国境は維持費が高い上に領地経営より手っ取り早く稼げる手立てが必要不可欠。
「パパ上、多分交渉とか好きではなきですぞ?」
「代わりの人間が居たのだろう。後ろに王弟殿下の名前があれば、基本問題は起こるまい」
うちの収入源は知っていたけど、ちょっと予想外な所に着地した。まぁ、王弟だって言うのは割りと最近知ったことだし、ようやく合点が行った、って感じかな。
「あー、なるほど。なるほどなるほど」
私はひとつの仮説に思い至った。
「トリアングロは徹底的にうち、いやパパ上をペちゃんと潰すすたかった様ですね……」
大前提、麻薬をクアドラードに広めたのはそのモザブーコ家とグルージャの組織。
モザブーコ家の主収入とファルシュの収入源の一部は同じく『交易による香辛料』だ。
もし、麻薬が香辛料に混ぜられていると分かれば疑われるのはモザブーコ家とファルシュ家。ファルシュ家にも大なり小なりダメージは与えられたことだろう。
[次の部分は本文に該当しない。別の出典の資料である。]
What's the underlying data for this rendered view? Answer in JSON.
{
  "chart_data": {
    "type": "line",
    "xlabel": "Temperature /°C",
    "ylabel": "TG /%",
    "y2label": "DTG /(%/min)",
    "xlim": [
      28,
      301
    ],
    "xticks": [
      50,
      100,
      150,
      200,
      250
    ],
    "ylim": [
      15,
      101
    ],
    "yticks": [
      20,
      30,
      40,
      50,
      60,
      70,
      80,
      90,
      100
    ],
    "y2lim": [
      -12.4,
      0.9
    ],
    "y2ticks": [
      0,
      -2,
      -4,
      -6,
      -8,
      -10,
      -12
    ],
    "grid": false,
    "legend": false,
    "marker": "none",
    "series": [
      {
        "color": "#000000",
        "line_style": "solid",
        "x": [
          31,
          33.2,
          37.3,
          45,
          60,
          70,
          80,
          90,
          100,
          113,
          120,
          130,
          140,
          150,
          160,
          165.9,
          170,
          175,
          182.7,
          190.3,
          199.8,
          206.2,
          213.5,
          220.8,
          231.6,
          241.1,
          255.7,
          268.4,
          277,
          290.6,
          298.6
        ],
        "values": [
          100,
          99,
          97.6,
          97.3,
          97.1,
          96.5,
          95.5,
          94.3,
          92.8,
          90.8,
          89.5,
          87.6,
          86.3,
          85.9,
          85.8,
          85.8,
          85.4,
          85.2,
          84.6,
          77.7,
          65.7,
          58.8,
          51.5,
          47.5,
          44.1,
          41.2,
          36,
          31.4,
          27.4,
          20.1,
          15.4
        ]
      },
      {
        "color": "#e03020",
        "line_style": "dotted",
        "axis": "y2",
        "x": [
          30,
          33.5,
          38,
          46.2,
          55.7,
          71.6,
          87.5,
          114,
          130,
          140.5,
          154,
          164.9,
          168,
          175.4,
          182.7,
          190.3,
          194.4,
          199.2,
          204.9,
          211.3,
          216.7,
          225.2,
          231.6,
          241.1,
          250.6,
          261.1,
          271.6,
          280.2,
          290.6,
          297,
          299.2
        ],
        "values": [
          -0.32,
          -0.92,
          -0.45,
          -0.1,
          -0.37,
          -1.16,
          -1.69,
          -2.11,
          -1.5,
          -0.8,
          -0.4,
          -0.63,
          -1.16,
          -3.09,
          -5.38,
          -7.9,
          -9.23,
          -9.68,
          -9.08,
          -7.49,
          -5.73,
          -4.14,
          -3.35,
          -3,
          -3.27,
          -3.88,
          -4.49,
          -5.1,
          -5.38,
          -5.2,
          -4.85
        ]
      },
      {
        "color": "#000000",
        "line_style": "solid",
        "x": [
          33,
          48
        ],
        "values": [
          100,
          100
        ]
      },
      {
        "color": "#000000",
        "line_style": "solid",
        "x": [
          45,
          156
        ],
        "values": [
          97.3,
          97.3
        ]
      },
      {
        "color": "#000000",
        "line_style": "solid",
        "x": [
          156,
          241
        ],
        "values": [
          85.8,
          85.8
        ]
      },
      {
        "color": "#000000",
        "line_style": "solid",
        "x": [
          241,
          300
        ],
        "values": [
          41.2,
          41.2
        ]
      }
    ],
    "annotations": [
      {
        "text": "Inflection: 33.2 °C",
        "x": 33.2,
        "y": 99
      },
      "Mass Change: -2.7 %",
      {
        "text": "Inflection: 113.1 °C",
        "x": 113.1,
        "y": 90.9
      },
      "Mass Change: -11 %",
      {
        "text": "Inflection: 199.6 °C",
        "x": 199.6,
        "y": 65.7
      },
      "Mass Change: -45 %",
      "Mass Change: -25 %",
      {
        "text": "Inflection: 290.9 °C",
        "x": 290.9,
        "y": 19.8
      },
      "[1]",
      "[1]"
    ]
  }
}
「悪評ぞ煽るすれば、より一層長期化する戦での収入源は無くなるですねぇ。嗜好品ですし」
長引けば長引くほど、戦争中にはバレればバレるほど、ファルシュ家の立ち位置は危うくなっていたし疑いの目が飛んできただろう。
「誰? この性悪作戦考えるすた人」
「──俺だな」
先程、クッション代わりにした人物が部屋に入って来た。
「王様さぁ、本当に悪趣味」
「誇れ。それだけローク・ファルシュを警戒してたんだ。幹部の半分はローク・ファルシュ対策だぜ?」
元トリアングロ国王がニヤリと笑う。うーん、腹立つな。
「たんたか嘔吐ぞすてくれ」
「なんて?」
「さっさと情報吐け、だそうです」
母国語に翻訳を挟むな。
「で、お前はどう通商破壊をするつもりだ?」
「え、簡単ぞり」
私はぐっと手を握りしめた。
「船と倉庫、ぶち壊す」
香辛料に紛れて売ってんだから、香辛料の大元絶っちゃえばいいよね。